No association seen between physical activity, depressive symptoms in adolescents
A study of teenagers suggests there is no association between physical activity (PA) and the development of depressive symptoms later in adolescence.
Depression contributes to the global burden of disease. A reduction in the associated costs – both personal and financial – would benefit society. The onset of depression is thought to happen in adolescence or earlier so preventive measures during this period of life could be beneficial. PA has been cited as a way to reduce the risk of depression but the evidence is not clear-cut.

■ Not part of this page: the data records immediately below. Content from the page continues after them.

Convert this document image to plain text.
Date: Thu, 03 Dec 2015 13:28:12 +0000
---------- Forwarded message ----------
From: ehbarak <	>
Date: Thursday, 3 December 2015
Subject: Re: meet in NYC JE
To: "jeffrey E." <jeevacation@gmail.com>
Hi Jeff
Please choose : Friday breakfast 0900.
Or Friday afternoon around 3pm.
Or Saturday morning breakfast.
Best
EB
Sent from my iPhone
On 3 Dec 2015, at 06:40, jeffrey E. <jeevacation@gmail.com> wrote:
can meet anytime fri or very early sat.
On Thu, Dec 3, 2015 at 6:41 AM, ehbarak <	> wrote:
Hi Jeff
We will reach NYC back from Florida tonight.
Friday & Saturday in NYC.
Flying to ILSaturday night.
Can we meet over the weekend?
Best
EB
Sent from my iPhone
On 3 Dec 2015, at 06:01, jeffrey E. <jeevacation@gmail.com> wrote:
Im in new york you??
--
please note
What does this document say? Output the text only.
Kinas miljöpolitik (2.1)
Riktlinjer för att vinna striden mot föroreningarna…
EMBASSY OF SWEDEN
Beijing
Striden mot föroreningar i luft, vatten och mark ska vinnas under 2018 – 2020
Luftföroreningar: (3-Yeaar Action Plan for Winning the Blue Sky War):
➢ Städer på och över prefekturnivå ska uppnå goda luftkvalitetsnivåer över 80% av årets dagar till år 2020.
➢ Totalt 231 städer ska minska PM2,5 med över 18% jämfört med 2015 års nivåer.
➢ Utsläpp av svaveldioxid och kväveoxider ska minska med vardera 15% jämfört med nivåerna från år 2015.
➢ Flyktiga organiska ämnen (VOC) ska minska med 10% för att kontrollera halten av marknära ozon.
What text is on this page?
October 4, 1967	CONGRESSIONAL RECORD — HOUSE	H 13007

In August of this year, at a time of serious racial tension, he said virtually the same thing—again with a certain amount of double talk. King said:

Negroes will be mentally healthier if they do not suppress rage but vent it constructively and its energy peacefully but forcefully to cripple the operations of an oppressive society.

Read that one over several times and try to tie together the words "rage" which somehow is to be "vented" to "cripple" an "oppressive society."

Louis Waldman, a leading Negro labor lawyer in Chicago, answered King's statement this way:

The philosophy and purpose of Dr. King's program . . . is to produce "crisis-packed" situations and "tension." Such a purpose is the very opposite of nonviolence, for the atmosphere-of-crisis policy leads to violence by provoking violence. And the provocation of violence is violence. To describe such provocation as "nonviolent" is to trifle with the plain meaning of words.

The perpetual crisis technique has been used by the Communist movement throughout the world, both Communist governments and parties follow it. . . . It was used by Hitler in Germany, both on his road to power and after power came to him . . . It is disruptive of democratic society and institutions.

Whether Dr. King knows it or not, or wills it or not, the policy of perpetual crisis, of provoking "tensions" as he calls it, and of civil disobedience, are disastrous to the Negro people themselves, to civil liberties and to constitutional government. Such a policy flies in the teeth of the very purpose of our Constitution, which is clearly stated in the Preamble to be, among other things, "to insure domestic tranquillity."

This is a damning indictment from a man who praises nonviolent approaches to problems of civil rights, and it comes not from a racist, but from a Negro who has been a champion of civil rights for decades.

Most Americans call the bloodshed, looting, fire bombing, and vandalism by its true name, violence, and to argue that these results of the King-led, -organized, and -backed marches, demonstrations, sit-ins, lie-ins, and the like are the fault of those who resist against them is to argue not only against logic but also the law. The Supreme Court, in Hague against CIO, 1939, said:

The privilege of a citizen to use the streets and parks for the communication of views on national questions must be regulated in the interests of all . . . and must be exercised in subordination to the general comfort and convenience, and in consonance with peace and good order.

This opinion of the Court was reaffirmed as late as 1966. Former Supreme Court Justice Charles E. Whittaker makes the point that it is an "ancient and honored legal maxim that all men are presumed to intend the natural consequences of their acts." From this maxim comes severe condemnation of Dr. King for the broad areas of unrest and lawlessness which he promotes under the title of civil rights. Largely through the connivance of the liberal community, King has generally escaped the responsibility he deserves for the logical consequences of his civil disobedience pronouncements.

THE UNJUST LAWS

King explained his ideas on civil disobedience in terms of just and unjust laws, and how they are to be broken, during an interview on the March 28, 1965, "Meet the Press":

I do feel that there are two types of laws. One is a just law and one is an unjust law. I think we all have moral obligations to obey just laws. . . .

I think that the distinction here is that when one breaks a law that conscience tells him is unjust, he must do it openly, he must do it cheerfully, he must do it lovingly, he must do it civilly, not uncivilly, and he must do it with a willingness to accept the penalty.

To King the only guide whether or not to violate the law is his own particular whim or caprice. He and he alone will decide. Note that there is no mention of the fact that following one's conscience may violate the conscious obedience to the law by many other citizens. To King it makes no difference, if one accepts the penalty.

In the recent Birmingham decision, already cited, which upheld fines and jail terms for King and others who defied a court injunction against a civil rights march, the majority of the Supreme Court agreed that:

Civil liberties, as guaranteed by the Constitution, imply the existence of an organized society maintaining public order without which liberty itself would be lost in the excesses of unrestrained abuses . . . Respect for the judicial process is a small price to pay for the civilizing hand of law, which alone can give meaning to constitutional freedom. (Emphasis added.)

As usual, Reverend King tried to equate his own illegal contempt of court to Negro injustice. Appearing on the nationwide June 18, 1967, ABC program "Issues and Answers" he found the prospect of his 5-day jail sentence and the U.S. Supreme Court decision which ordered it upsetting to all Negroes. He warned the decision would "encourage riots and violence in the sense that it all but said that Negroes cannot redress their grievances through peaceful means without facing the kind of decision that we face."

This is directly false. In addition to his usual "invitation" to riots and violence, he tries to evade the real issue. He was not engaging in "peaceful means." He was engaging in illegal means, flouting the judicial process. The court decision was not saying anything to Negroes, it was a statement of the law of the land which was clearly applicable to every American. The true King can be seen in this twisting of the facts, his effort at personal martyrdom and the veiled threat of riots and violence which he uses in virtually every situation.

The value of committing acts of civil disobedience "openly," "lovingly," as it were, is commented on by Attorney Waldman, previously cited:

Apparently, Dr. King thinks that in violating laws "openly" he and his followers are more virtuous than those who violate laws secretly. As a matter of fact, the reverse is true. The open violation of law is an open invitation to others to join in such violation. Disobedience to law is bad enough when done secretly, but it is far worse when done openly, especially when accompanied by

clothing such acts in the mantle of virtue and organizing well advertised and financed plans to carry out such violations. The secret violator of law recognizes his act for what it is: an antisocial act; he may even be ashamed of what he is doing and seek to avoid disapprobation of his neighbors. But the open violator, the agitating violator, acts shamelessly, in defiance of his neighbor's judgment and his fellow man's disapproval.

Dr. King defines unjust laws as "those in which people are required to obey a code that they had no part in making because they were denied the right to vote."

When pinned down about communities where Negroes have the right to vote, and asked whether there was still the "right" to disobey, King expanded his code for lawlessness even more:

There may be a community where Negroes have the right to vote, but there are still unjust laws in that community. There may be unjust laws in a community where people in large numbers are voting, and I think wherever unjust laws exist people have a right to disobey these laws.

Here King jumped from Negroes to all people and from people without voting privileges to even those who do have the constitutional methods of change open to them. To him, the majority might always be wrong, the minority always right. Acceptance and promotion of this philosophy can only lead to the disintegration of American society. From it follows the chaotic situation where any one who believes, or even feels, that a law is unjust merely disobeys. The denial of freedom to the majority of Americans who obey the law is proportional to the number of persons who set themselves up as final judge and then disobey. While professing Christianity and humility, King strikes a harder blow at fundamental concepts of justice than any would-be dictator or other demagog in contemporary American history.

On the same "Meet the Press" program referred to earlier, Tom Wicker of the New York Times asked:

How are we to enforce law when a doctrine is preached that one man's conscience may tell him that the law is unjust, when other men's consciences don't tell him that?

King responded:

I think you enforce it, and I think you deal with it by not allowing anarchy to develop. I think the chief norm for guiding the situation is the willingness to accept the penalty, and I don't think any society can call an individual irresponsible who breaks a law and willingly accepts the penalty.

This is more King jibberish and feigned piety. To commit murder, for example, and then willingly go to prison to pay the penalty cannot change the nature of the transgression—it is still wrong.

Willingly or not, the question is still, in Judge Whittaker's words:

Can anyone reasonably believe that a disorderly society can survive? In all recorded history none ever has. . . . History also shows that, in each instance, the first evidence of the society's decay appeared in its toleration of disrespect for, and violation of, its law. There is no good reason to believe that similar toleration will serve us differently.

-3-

A longitudinal study of 736 participants (average age 14.5 years) was conducted from November 2005 through January 2010. Participants were followed up about three years after baseline. The authors used physical activity energy expenditure (PAEE) and moderate and vigorous physical activity (MVPA) measures. The PA measures were broken into weekday and weekend activity. A self-reported questionnaire measured mood symptoms and an interview was conducted at baseline and three years later.
No association was found between the levels of PA at 14 years of age and depressive outcomes at 17 years of age.
"Our findings do not eliminate the possibility that PA positively affects depressed mood in the general population; rather, we suggest that this effect may be small or nonexistent during the period of adolescence. ... Our findings carry important public policy implications because they help to clarify the effect of PA on depressive symptoms in the general population. Although PA has numerous benefits to physical health in later life, such positive effects may not be expected on depressive outcomes during adolescence."